Nanometers and Picometers: Roadmap to Success with 20 Terabit/in² Patterned Media

Production of patterned magnetic media requires nanometer control of track pitch and feature size variation. Nanometer control implies picometer accuracy and precision. This can be done without significant capital investment in new measurement tools. High-quality, general purpose SEMs and AFMs already in wide use in the HDD industry are capable of providing metrology at this level. In a typical measurement run, one makes images of an appropriate magnification calibration specimen along with the test samples. The resulting images are then analyzed offline with purpose-built calibration and measurement software. When these procedures were applied to measure individual pitch values of the calibration specimens themselves, the relative pitch variation (standard deviation/average pitch) was <0.5% for 7 different specimens whose pitch values cover 3 orders of magnitude (from 2000 down to 35 nm). The method is not only precise, it is also accurate. A 144-nm pitch 2D grating was measured by optical diffraction at PTB, the national standards lab of Germany, and by AFM in our lab.
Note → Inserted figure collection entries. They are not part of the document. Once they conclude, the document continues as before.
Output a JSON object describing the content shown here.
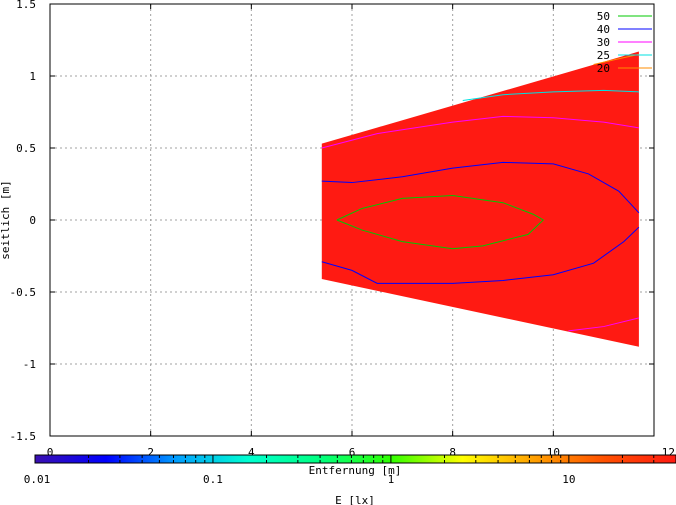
{
  "chart_data": {
    "type": "contour",
    "title": "",
    "xlabel": "Entfernung [m]",
    "ylabel": "seitlich [m]",
    "xlim": [
      0,
      12
    ],
    "ylim": [
      -1.5,
      1.5
    ],
    "x_ticks": [
      0,
      2,
      4,
      6,
      8,
      10,
      12
    ],
    "x_tick_labels": [
      "0",
      "2",
      "4",
      "6",
      "8",
      "10",
      "12"
    ],
    "y_ticks": [
      1.5,
      1,
      0.5,
      0,
      -0.5,
      -1,
      -1.5
    ],
    "y_tick_labels": [
      "1.5",
      "1",
      "0.5",
      "0",
      "-0.5",
      "-1",
      "-1.5"
    ],
    "grid": true,
    "legend_position": "top-right",
    "fill_color": "#ff1a12",
    "region": [
      [
        5.4,
        0.53
      ],
      [
        11.7,
        1.17
      ],
      [
        11.7,
        -0.88
      ],
      [
        5.4,
        -0.41
      ]
    ],
    "contours": [
      {
        "name": "50",
        "color": "#00c800",
        "points": [
          [
            5.7,
            0.0
          ],
          [
            6.2,
            0.08
          ],
          [
            7.0,
            0.15
          ],
          [
            8.0,
            0.17
          ],
          [
            9.0,
            0.12
          ],
          [
            9.6,
            0.04
          ],
          [
            9.8,
            0.0
          ],
          [
            9.5,
            -0.1
          ],
          [
            8.6,
            -0.18
          ],
          [
            8.0,
            -0.2
          ],
          [
            7.0,
            -0.15
          ],
          [
            6.2,
            -0.07
          ],
          [
            5.7,
            0.0
          ]
        ]
      },
      {
        "name": "40",
        "color": "#0000ff",
        "points": [
          [
            5.4,
            0.27
          ],
          [
            6.0,
            0.26
          ],
          [
            7.0,
            0.3
          ],
          [
            8.0,
            0.36
          ],
          [
            9.0,
            0.4
          ],
          [
            10.0,
            0.39
          ],
          [
            10.7,
            0.32
          ],
          [
            11.3,
            0.2
          ],
          [
            11.7,
            0.05
          ]
        ]
      },
      {
        "name": "40",
        "color": "#0000ff",
        "points": [
          [
            5.4,
            -0.29
          ],
          [
            6.0,
            -0.35
          ],
          [
            6.5,
            -0.44
          ],
          [
            8.0,
            -0.44
          ],
          [
            9.0,
            -0.42
          ],
          [
            10.0,
            -0.38
          ],
          [
            10.8,
            -0.3
          ],
          [
            11.4,
            -0.15
          ],
          [
            11.7,
            -0.05
          ]
        ]
      },
      {
        "name": "30",
        "color": "#ff00ff",
        "points": [
          [
            5.4,
            0.5
          ],
          [
            6.5,
            0.6
          ],
          [
            8.0,
            0.68
          ],
          [
            9.0,
            0.72
          ],
          [
            10.0,
            0.71
          ],
          [
            11.0,
            0.68
          ],
          [
            11.7,
            0.64
          ]
        ]
      },
      {
        "name": "30",
        "color": "#ff00ff",
        "points": [
          [
            10.3,
            -0.77
          ],
          [
            11.0,
            -0.74
          ],
          [
            11.7,
            -0.68
          ]
        ]
      },
      {
        "name": "25",
        "color": "#00e0e0",
        "points": [
          [
            8.2,
            0.83
          ],
          [
            9.0,
            0.87
          ],
          [
            10.0,
            0.89
          ],
          [
            11.0,
            0.9
          ],
          [
            11.7,
            0.89
          ]
        ]
      },
      {
        "name": "20",
        "color": "#ff8c00",
        "points": [
          [
            10.8,
            1.08
          ],
          [
            11.3,
            1.12
          ],
          [
            11.7,
            1.15
          ]
        ]
      }
    ],
    "legend": [
      {
        "label": "50",
        "color": "#00c800"
      },
      {
        "label": "40",
        "color": "#0000ff"
      },
      {
        "label": "30",
        "color": "#ff00ff"
      },
      {
        "label": "25",
        "color": "#00e0e0"
      },
      {
        "label": "20",
        "color": "#ff8c00"
      }
    ],
    "colorbar": {
      "label": "E [lx]",
      "scale": "log",
      "range": [
        0.01,
        40
      ],
      "tick_labels": [
        "0.01",
        "0.1",
        "1",
        "10"
      ],
      "tick_values": [
        0.01,
        0.1,
        1,
        10
      ],
      "colors": [
        "#3a10b0",
        "#0000ff",
        "#00a0ff",
        "#00ffd0",
        "#00ff80",
        "#30ff00",
        "#ffff00",
        "#ffa000",
        "#ff5000",
        "#ff1a12"
      ]
    }
  }
}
The average pitch values agreed within 0.023%. We present a metrology roadmap that applies the SEM and AFM methods to measure patterns down to 5 nm pitch, meeting the metrology requirements for patterned media up to densities of 20 Tb/in2. Since announcing this plan in 2008, we have made significant progress, having produced a commercial standard with 70 nm pitch. The relative standard deviation is <0.3% and our certificate of traceable calibration for this standard shows an expanded uncertainty of +-0.4 nm for single pitch measurements. The 70 nm standard is better than the roadmap requires.